Lit Lab's Cather research spawns international conference presentations

Lit Lab's Cather research spawns international conference presentations

Matthew Jockers, assistant professor of English, listens to a project discussion in the Nebraska Literary Lab on March 14. Student work in the lab has resulted three presentations at the Alliance of Digital Humanities conference, which is July 7-12 in Switzerland.
Craig Chandler | University Communications
Matthew Jockers, assistant professor of English, listens to a project discussion in the Nebraska Literary Lab on March 14. Student work in the lab has resulted three presentations at the Alliance of Digital Humanities conference, which is July 7-12 in Switzerland.

At an international conference in Switzerland next week, nine UNL students will discuss their use of digital research techniques to gain greater insight into the works of famed author Willa Cather.

Three teams of UNL students were selected to give presentations at the annual conference of the Alliance of Digital Humanities Organizations from July 7-12 at the University of Lausanne. Three of the nine students are undergraduates; the others are pursuing master’s degrees or doctorates. All studied with Matthew Jockers, assistant professor of English, who created the Nebraska Literary Laboratory in fall 2013.

A trailblazer in digital literary analysis, Jockers previously helped start the Stanford University Literary Lab in 2009. Jockers also will lead a July 7 workshop on using computer programming language for text analysis and topic modeling.

The students’ projects demonstrate ways computer analysis can be used to discover more about the works of a single author. They include:

  • “Exploring the Intersection of Personal and Public Authorial Voice in the Works of Willa Cather,” which compared Cather’s personal letters to her fiction and found few similarities between her novels’ narrators and her own writing voice. Students Gabi Kirilloff, Laura Dimmit, Chandler Warren and Austin Wehrwein are to present their research paper July 11.

  • “Quantifying ‘The Thing Not Named:’ A Computational Analysis of Willa Cather’s ‘Unfurnished’ Writing Style(s),” which examined whether Cather’s writing changed after she advocated a spare style in her 1922 essay “The Novel Démeublé.” Mikal Eckstrom, Rebecca Ankenbrand and Alex Kinnaman will present their findings during a poster session on July 10. Student Caterina Bernardini also participated in the project.
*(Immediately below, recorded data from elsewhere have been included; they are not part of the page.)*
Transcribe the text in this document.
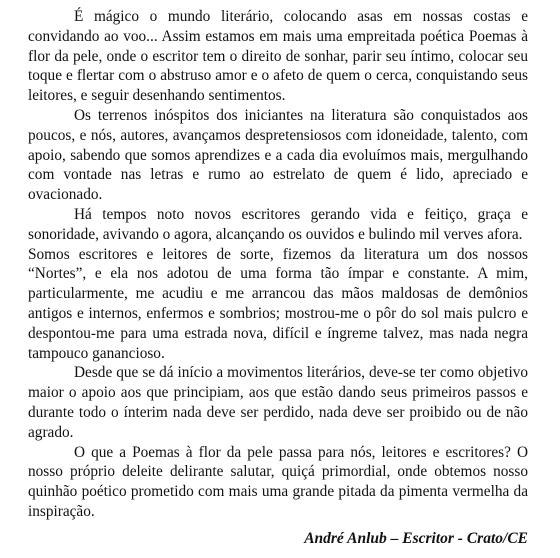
É mágico o mundo literário, colocando asas em nossas costas e convidando ao voo... Assim estamos em mais uma empreitada poética Poemas à flor da pele, onde o escritor tem o direito de sonhar, parir seu íntimo, colocar seu toque e flertar com o abstruso amor e o afeto de quem o cerca, conquistando seus leitores, e seguir desenhando sentimentos.

Os terrenos inóspitos dos iniciantes na literatura são conquistados aos poucos, e nós, autores, avançamos despretensiosos com idoneidade, talento, com apoio, sabendo que somos aprendizes e a cada dia evoluímos mais, mergulhando com vontade nas letras e rumo ao estrelato de quem é lido, apreciado e ovacionado.

Há tempos noto novos escritores gerando vida e feitiço, graça e sonoridade, avivando o agora, alcançando os ouvidos e bulindo mil verves afora.

Somos escritores e leitores de sorte, fizemos da literatura um dos nossos “Nortes”, e ela nos adotou de uma forma tão ímpar e constante. A mim, particularmente, me acudiu e me arrancou das mãos maldosas de demônios antigos e internos, enfermos e sombrios; mostrou-me o pôr do sol mais pulcro e despontou-me para uma estrada nova, difícil e íngreme talvez, mas nada negra tampouco ganancioso.

Desde que se dá início a movimentos literários, deve-se ter como objetivo maior o apoio aos que principiam, aos que estão dando seus primeiros passos e durante todo o ínterim nada deve ser perdido, nada deve ser proibido ou de não agrado.

O que a Poemas à flor da pele passa para nós, leitores e escritores? O nosso próprio deleite delirante salutar, quiçá primordial, onde obtemos nosso quinhão poético prometido com mais uma grande pitada da pimenta vermelha da inspiração.

André Anlub – Escritor - Crato/CE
  • “Detecting the Linguistic Signal in Cather’s Early Journalism: Polishing the Bibliography,” which sought to create a digital tool to identify whether Cather authored unsigned or pseudonymous journalism articles. Ashanka Kumari and Grace Thomas are to present their findings during a July 10 poster session. Students Courtney Lawton, Carmen McCue and Jose Moreno also worked on the project .

UNL hosted the digital humanities conference in 2013.